Bad commute? Map a new route!

If you just can't stand another day spent sitting behind the wheel, consider a few commuter alternatives.

Carpool your resources: 72% of Canadian car commuters still drive alone to and from work. Why not join the minority and swap your solitude for a shared experience? Ask around at work to find someone who lives near you or investigate community services that link up solo commuters. Carpool partners can take turns driving, but just be sure to settle insurance and reimbursement issues upfront. Follow ride-share etiquette: be punctual and polite.

Go public transit: This option has its advantages and disadvantages. On the one hand, a public transit commute is an average of 41 minutes longer than a car commute. Plus, you're more likely to be exposed to coughs and sneezes of fellow passengers and the germ-ridden surfaces of buses and trains. On the other hand, take public transit and you're more than three times as likely as your car-bound counterparts to get 30 minutes of daily physical activity.
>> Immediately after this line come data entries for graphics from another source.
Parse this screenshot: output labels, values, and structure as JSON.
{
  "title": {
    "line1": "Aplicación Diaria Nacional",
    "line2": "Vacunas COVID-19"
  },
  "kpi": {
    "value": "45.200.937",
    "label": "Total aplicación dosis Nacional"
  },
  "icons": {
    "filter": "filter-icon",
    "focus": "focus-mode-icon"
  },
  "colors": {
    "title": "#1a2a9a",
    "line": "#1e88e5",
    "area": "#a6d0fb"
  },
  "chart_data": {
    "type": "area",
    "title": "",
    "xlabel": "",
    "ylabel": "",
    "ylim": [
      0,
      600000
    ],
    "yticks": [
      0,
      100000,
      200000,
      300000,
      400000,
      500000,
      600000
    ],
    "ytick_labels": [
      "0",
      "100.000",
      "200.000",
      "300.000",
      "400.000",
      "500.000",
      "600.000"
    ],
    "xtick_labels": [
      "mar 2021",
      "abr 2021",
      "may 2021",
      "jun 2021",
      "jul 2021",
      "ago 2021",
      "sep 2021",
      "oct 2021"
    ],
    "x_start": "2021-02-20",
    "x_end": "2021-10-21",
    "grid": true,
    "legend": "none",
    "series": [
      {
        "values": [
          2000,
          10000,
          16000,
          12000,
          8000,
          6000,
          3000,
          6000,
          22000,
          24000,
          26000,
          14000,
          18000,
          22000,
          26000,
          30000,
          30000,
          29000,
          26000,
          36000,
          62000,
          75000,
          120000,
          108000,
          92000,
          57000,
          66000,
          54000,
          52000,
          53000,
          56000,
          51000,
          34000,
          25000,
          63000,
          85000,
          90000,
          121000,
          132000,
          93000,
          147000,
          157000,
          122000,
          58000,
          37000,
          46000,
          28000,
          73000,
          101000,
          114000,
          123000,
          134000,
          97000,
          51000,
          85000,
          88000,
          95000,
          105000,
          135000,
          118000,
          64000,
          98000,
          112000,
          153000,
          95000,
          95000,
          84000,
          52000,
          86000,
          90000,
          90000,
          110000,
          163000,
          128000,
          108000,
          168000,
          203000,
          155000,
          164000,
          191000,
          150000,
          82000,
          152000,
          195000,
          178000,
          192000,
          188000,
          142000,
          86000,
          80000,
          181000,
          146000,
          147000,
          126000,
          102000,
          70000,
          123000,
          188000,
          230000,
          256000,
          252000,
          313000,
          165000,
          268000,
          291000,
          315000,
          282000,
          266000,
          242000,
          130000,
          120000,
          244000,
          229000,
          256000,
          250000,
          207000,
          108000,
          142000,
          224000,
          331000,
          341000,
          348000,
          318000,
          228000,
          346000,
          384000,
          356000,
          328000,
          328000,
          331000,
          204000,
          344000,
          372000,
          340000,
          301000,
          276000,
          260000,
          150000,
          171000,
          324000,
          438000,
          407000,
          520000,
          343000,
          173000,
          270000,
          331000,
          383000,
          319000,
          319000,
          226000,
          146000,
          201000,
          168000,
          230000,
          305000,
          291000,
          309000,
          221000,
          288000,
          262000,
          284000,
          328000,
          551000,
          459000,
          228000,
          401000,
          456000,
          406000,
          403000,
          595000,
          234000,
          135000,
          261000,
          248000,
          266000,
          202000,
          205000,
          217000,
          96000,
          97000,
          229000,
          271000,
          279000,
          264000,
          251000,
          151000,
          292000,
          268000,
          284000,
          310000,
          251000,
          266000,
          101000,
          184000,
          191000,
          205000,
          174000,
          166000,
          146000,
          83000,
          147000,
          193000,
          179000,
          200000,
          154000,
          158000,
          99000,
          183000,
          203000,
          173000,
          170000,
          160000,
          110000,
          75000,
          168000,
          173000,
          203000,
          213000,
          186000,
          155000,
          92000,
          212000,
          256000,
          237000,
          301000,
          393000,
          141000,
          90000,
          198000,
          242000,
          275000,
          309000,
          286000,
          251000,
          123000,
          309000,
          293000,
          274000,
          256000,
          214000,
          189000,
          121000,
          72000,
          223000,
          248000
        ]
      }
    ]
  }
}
You'll probably also take more steps and log more kilometres per day walking than those who drive to work.

Get on your bike: Perhaps thanks to the growing "green" movement, more and more people are riding two-wheelers to work. Cyclists exert both cardiovascular and muscular effort, so if you choose a bike commute you'll fit in a fun workout before your workday even begins! Just be sure to wear a helmet to prevent head injury. Remember that under the law, a bike is considered a vehicle and cyclists must abide by the rules of the road. Stay off sidewalks and use bike lanes if they're available in your area.

Walk it out: Should you be so lucky to live close enough to walk to work, why would you go any other way? Distance and poor weather may be a couple of reasons why so few people hoof it to their daily destinations. Too bad, since walking is such a simple, natural exercise and affords you a chance to appreciate your environment and to interact with your city or neighbourhood. If walking is an option for you, consider all the calories you could burn just getting to and from work!

Work from home: Telecommuting has become more common since the advent of the internet and wireless technologies. Imagine your commute equalling the distance between your bed and your home office! The disciplined telecommuter could make the most of the time saved by fitting in a quick home gym workout or a hike around the neighbourhood between emails, teleconferences, and webinars. While not an option for everyone, you could talk to your boss about the possibility of telecommuting 1 or 2 days a week to reduce your overall weekly traffic-or-transit time.